Une autre occasion de visibilité ordinaire est celle des fêtes religieuses qui se donnent à voir dans l’espace public. C’est le cas de Soukkot, qui intervient vers les mois de septembre et octobre. En souvenir de l’itinérance du peuple juif dans le désert durant 40 ans, cette fête consiste (pour les hommes), entre autres personnes, à prendre les repas dans une cabane (soukkah) installée à l’extérieur pendant une semaine. Cette cabane peut être construite sur un balcon, dans un jardin, mais aussi dans la rue. Un observateur non avisé n’y verra qu’une cabane de chantier. Pourtant, certains indices révèlent sa fonction religieuse. Outre des inscriptions en hébreu, les allées et venues et, parfois, les regroupements d’hommes orthodoxes signalent un usage religieux, temporaire, de l’espace public.
Boulevard Voltaire, Paris, 10 octobre 2020. Source : Photographie de Frédéric Strack.
Comme dans le cas des trajets quotidiens et du prosélytisme loubavitch, la visibilité reste relativement limitée dans la mesure où la tenue vestimentaire des orthodoxes peut correspondre à des codes d’élégance en vigueur dans la société dans son ensemble, et dépourvus de signification religieuse (surtout si les tzitzit sont rangés dans le pantalon, et si les hommes ne portent pas de peot). Une autre fête donnant lieu à une visibilité discrète est Pourim, au mois de mars. Elle célèbre l’échec du massacre des Juifs prévu par Haman, conseiller du roi perse Assuréus (IVe siècle avant l’ère commune), vexé par le refus du grand prêtre juif de se prosterner devant lui. Sensible à la beauté d’Esther, elle-même juive, Assuréus se range de son côté et condamne à mort Haman. C’est pourquoi la fête de Pourim marque, comme toute célébration (Eyries, Lardellier, 2015), un moment important du groupe considéré, en l’occurrence, la survie du peuple juif. En signe de joie, chacun, en particulier les enfants, est appelé à se déguiser et à danser. Ces tenues, pour extravagantes qu’elles soient, peuvent malgré tout passer relativement inaperçues et être confondues avec des pratiques profanes tels que des enterrements de vie de célibataire ou des anniversaires.
Une recherche de la mise en scène
En d’autres occasions, les Juifs orthodoxes se mettent en scène. Il ne s’agit pas d’une présence discrète dans l’espace public, qui se trouve être visible pour qui sait la reconnaître. Au contraire, ici, d’une part, la visibilité est recherchée et organisée, et, d’autre part, des marqueurs de l’identité juive orthodoxe sont affichés, voire revendiqués. Trois fêtes peuvent illustrer cette attitude.
La fête de Lag BaOmer a généralement lieu au mois de mai.

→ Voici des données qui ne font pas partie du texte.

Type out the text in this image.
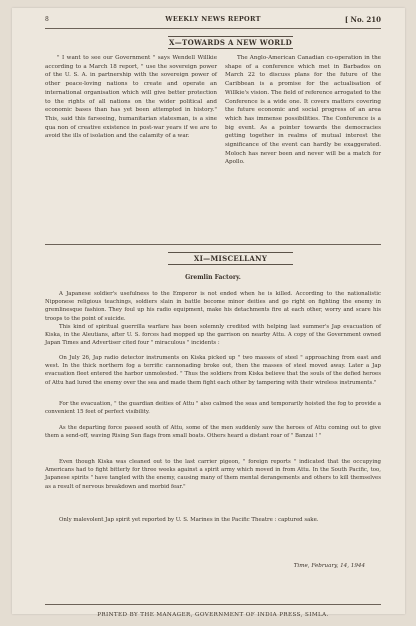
8	WEEKLY NEWS REPORT	[ No. 210
X—TOWARDS A NEW WORLD

" I want to see our Government " says Wendell Willkie according to a March 18 report, " use the sovereign power of the U. S. A. in partnership with the sovereign power of other peace-loving nations to create and operate an international organisation which will give better protection to the rights of all nations on the wider political and economic bases than has yet been attempted in history." This, said this farseeing, humanitarian statesman, is a sine qua non of creative existence in post-war years if we are to avoid the ills of isolation and the calamity of a war.

The Anglo-American Canadian co-operation in the shape of a conference which met in Barbados on March 22 to discuss plans for the future of the Caribbean is a promise for the actualisation of Willkie's vision. The field of reference arrogated to the Conference is a wide one. It covers matters covering the future economic and social progress of an area which has immense possibilities. The Conference is a big event. As a pointer towards the democracies getting together in realms of mutual interest the significance of the event can hardly be exaggerated. Moloch has never been and never will be a match for Apollo.

XI—MISCELLANY
Gremlin Factory.

A Japanese soldier's usefulness to the Emperor is not ended when he is killed. According to the nationalistic Nipponese religious teachings, soldiers slain in battle become minor deities and go right on fighting the enemy in gremlinesque fashion. They foul up his radio equipment, make his detachments fire at each other, worry and scare his troops to the point of suicide.

This kind of spiritual guerrilla warfare has been solemnly credited with helping last summer's Jap evacuation of Kiska, in the Aleutians, after U. S. forces had mopped up the garrison on nearby Attu. A copy of the Government owned Japan Times and Advertiser cited four " miraculous " incidents :

On July 26, Jap radio detector instruments on Kiska picked up " two masses of steel " approaching from east and west. In the thick northern fog a terrific cannonading broke out, then the masses of steel moved away. Later a Jap evacuation fleet entered the harbor unmolested. " Thus the soldiers from Kiska believe that the souls of the defied heroes of Attu had lured the enemy over the sea and made them fight each other by tampering with their wireless instruments."

For the evacuation, " the guardian deities of Attu " also calmed the seas and temporarily hoisted the fog to provide a convenient 15 feet of perfect visibility.

As the departing force passed south of Attu, some of the men suddenly saw the heroes of Attu coming out to give them a send-off, waving Rising Sun flags from small boats. Others heard a distant roar of " Banzai ! "

Even though Kiska was cleaned out to the last carrier pigeon, " foreign reports " indicated that the occupying Americans had to fight bitterly for three weeks against a spirit army which moved in from Attu. In the South Pacific, too, Japanese spirits " have tangled with the enemy, causing many of them mental derangements and others to kill themselves as a result of nervous breakdown and morbid fear."

Only malevolent Jap spirit yet reported by U. S. Marines in the Pacific Theatre : captured sake.

Time, February, 14, 1944
PRINTED BY THE MANAGER, GOVERNMENT OF INDIA PRESS, SIMLA.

Elle commémore deux événements : la fin d’une épidémie parmi les disciples de Rabbi Akiva au IIᵉ siècle de l’ère commune et le décès de Shimon Bar Yohai, au IIe siècle également, un érudit dont les écrits sont encore étudiés aujourd’hui. Cette célébration donne lieu à des défilés publics, souvent organisés comme des carnavals. S’observent alors, dans certaines villes, des déguisements et des chars colorés surmontés de haut-parleurs diffusant pendant plusieurs heures de la musique religieuse entraînante. Ces défilés incluent parfois des moments symboliques, comme la première coupe de cheveux pour les garçons de trois ans ; un rituel important puisqu’il marque l’entrée des petits garçons dans la pratique du judaïsme. Des responsables politiques, comme le maire ou le député, sont d’ailleurs souvent invités à prendre la parole. Les propos sont souvent convenus, et consistent à souhaiter un bon succès dans les activités menées. Que ces responsables soient conviés est malgré tout le signe que ces festivités mettent aussi en jeu les institutions publiques et le regard, l’attention qu’elles peuvent porter aux Juifs orthodoxes. Dès lors, la mise en scène est aussi pensée pour s’adresser à ces responsables.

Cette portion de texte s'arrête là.